The doctor, his voice thankfully dispassionate, told Suga that Saki had been arrested for assault, that Suga's esophagus had nearly collapsed, and that they were going to keep him overnight for observation. He also had three broken bones in his hand.

Suga nearly asked about any injuries Saki had suffered, only to realize that he genuinely no longer cared.

The next day, Suga was released under his own care with a prescription for painkillers that he flushed down the toilet. He regretted that later when his hand throbbed in its cast and kept him awake for most of the night.

He didn't go to his classes the next day. Or the day after that. Suga was just so very tired.

After three weeks of truancy, he received a phone call he did not answer, a voice mail he didn't bother checking, and a letter he didn't even remove from the post box, informing him of an appointment with the dean of students that he never attended. Suga supposed his expulsion letter was in the stack of mail he never read sitting in front of his door.

The only person who saw him during those three weeks was the delivery boy from a nearby restaurant. And then the delivery boy didn't come anymore because Suga's credit card was declined. Suga didn't bother to pay that, either.

Soon after that, the landlord informed Suga that his rent was past due, which Suga baldly told the man he could not pay. Three large, burly men arrived the next day and monitored Suga as he packed up his belongings and vacated.

A girl from his physiology class, Harada Mari, took pity on Suga as he gawked at his luggage on the sidewalk.
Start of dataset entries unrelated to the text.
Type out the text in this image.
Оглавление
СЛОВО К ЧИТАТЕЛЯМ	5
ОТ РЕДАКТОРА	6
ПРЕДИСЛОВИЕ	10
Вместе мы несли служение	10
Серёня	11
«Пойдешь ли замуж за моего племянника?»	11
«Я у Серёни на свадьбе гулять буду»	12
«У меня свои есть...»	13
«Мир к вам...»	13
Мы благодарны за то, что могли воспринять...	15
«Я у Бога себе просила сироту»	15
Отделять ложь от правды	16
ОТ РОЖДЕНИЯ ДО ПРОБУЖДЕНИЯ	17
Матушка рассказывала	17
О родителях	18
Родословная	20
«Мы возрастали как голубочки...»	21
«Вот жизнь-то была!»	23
She invited him to stay with her during the summer holidays, as her family was wealthy and spending a month in Hawaii. At this, Suga felt a twinge of sympathy for Harada-san before realizing that he was far more pathetic than she could ever be.
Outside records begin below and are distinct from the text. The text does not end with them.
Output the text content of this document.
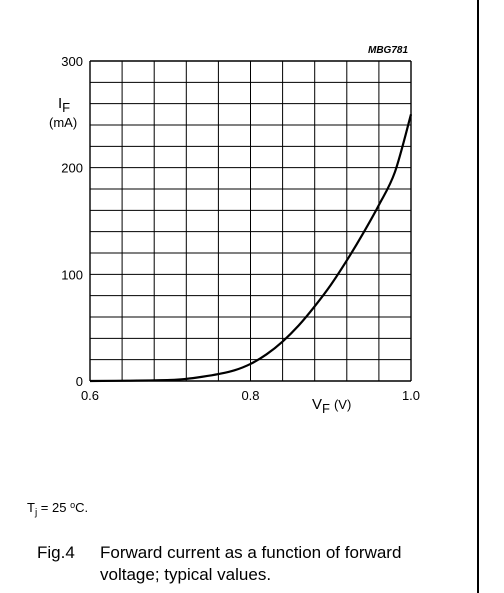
0.6	0.8	1.0
0
100
200
300
MBG781
$I_F$
(mA)
$V_F$ $^{(V)}$
$T_j = 25$ $^o$C.
Fig.4 Forward current as a function of forward voltage; typical values.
He had not so much as looked at his phone, let alone charged it, since the incident with Saki, which had been over a month before. It wasn't until his second night at Harada-san's house that he checked the barrage of messages he had waiting. There were a few from Saki, calling Suga filthy names and threatening to kill him if he testified at a criminal proceeding that had no doubt already passed.

Suga guffawed at this as he skimmed the rest of the messages. There were a few benign ones from Daichi, wondering when Suga was going to get back so he could ante up. Something caught in his throat that had nothing to do with his already-healed neck.

He scrolled his contacts and almost-called his parents to tell them what happened. When he rehearsed how he would tell him he let himself be beaten and bruised so handily, Suga merely opened the window and threw his phone into the yard, hoping the gardener would run over it with the mower.

The next day, Suga took a much-needed shower and began looking for a job.